Did Jeff Landry want to end Garret Graves’ career with the new congressional map?


    A rift between a Republican congressman and the governor was highlighted by testimony on Tuesday in a federal trial to determine the future of Louisiana’s new congressional map and second majority-Black district, the USA Today Network reports.

    Plaintiffs are arguing in Shreveport federal court that the map should be overturned because they contend its boundaries were gerrymandered solely based on race to create a second Black congressional district among the state’s six. The lawsuit challenging the map attacks the new majority-Black 6th Congressional District boundaries, which stretch from Baton Rouge to Lafayette to Alexandria to Shreveport, as unconstitutional.

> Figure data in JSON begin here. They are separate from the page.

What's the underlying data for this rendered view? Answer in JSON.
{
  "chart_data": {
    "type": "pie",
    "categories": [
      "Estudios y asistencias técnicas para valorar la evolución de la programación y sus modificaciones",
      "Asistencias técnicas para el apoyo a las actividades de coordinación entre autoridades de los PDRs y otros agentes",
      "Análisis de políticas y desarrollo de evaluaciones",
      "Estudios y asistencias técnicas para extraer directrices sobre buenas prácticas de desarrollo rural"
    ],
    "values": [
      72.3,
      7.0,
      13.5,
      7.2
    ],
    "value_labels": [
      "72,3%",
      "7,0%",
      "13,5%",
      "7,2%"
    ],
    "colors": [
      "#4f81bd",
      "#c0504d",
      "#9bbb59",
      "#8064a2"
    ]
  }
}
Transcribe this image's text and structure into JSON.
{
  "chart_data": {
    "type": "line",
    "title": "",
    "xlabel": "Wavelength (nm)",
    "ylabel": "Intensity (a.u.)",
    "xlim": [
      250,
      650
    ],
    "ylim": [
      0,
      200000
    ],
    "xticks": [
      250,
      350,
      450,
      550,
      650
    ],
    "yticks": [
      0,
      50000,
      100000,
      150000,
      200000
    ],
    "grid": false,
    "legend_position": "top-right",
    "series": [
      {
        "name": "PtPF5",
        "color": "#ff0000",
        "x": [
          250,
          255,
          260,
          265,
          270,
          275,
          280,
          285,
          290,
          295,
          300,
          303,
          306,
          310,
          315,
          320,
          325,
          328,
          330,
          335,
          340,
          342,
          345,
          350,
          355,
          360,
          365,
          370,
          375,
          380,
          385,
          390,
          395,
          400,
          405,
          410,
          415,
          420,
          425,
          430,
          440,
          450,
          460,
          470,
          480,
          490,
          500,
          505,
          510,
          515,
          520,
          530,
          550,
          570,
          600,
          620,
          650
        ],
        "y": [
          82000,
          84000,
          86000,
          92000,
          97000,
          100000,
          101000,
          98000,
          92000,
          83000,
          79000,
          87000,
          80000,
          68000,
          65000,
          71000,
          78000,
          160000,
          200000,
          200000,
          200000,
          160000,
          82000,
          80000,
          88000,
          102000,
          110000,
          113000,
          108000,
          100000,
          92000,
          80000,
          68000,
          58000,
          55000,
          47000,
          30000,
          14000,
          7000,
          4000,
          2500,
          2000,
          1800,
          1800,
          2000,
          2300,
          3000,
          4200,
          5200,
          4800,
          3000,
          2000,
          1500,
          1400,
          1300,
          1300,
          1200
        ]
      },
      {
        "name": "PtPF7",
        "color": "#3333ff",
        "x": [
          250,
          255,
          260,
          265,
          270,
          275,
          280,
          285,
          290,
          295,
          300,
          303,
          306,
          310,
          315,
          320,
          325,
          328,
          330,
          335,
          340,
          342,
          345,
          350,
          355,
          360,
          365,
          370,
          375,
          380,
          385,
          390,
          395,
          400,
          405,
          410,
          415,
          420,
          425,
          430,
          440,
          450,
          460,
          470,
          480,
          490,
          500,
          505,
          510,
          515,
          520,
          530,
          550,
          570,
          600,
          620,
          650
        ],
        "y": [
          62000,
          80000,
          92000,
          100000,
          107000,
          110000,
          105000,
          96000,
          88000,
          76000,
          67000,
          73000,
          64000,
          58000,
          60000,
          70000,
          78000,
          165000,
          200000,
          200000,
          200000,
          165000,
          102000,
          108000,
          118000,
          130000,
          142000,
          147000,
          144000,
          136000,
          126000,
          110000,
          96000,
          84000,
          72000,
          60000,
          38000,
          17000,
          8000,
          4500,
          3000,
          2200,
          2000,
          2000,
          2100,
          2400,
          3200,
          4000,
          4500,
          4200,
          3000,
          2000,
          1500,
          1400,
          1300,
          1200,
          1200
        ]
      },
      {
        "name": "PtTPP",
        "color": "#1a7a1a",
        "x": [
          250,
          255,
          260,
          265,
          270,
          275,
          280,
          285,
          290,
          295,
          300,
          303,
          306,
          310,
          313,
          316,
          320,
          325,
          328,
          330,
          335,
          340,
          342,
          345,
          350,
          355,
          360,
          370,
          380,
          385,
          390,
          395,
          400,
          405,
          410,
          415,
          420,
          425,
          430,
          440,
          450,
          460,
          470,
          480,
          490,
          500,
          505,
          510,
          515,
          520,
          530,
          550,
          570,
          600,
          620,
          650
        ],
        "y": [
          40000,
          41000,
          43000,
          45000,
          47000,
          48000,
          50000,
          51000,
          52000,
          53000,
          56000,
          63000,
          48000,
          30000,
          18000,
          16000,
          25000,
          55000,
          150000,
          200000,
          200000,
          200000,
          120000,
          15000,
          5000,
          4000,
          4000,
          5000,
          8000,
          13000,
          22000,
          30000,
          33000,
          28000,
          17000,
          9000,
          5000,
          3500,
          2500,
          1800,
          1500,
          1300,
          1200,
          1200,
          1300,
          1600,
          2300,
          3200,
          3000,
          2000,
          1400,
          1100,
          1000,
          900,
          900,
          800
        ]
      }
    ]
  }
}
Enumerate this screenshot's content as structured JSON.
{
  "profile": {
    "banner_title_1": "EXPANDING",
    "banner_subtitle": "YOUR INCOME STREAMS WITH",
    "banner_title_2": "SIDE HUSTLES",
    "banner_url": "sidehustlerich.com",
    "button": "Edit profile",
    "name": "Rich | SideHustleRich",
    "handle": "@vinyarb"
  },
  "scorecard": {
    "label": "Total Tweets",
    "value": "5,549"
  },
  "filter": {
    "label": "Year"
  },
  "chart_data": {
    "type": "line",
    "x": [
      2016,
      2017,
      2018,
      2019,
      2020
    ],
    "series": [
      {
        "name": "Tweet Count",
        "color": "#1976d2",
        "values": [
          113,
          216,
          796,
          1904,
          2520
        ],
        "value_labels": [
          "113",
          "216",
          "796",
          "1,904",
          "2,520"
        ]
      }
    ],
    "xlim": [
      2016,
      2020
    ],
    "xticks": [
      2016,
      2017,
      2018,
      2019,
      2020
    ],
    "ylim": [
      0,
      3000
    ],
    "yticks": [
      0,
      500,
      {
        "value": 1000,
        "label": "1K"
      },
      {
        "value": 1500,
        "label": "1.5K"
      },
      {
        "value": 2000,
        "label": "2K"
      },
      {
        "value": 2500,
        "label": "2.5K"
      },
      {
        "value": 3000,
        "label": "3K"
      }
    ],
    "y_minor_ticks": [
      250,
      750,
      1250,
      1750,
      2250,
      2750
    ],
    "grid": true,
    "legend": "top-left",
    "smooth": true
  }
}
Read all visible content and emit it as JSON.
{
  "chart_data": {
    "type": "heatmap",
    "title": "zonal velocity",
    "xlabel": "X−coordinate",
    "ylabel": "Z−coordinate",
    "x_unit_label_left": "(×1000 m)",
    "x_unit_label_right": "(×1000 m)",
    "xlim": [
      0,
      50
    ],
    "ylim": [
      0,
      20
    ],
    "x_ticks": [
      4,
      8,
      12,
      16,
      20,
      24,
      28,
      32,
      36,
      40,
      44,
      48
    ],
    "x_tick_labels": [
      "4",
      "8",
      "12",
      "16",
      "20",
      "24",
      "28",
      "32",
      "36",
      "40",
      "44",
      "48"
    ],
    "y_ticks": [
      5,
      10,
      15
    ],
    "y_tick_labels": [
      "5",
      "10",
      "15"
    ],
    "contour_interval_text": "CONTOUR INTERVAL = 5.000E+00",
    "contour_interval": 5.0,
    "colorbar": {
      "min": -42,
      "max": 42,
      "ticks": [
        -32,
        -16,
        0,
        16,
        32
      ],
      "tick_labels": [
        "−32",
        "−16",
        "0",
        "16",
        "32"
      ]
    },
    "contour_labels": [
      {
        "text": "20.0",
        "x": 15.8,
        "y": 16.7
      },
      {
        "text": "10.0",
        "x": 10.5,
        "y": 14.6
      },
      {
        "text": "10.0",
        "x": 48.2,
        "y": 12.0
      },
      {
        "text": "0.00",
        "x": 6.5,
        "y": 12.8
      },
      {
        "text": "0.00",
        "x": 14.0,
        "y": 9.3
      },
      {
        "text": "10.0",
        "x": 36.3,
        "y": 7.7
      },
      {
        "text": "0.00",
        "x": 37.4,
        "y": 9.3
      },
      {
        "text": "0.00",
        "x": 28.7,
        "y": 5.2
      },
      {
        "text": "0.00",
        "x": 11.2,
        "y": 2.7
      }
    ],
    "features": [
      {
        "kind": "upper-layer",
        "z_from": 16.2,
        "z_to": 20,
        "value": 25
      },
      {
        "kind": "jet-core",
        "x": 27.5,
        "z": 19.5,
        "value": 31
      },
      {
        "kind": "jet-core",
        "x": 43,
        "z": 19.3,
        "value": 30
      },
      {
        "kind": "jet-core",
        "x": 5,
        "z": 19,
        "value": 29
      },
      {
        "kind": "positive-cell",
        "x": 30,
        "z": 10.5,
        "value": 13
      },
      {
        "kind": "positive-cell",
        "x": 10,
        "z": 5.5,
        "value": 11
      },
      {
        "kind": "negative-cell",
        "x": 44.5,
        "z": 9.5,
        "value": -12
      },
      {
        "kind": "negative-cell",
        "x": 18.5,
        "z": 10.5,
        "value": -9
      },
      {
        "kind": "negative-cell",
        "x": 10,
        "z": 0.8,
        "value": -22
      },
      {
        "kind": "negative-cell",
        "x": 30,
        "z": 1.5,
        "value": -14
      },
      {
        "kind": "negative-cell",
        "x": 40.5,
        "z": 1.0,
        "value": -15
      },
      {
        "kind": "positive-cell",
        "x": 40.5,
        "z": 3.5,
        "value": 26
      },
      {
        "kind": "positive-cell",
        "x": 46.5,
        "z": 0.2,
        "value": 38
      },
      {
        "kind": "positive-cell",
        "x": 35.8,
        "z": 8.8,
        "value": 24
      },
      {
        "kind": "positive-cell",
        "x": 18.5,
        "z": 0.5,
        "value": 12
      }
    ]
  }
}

    But the state contends additional factors drove the map, including the politics of protecting powerful incumbent Louisiana Republicans U.S. House Speaker Mike Johnson (4th District), Majority Leader Steve Scalise (1st District) and Julia Letlow (5th District), a member of the Appropriations Committee that controls the country’s pursestrings.

    But doing so put U.S. Rep Garret Graves, the current 6th District congressman, in peril by dismantling his boundaries in favor of a majority-Black voter population.

    State Rep. Mandie Landry, D-New Orleans, testified Tuesday as part of the defense of the map that putting Graves’ career on the line was Republican Gov. Jeff Landry’s plan.

    Mandie Landry testified on Tuesday that it was common knowledge among lawmakers and reported widely by media that Jeff Landry would throw his support behind a map that could end Graves’ career in Congress. Graves had endorsed a Republican rival of Jeff Landry in last year’s governor’s race.

    “The governor wanted Congressman Graves out,” Landry said in her testimony. “Congressman Graves was targeted in the map. The governor and Congressman Graves had a longstanding contentious relationship. It was the one [map] we all understood would go through.”

    The trial is expected to conclude Wednesday with a decision from the judges coming within as soon as a week.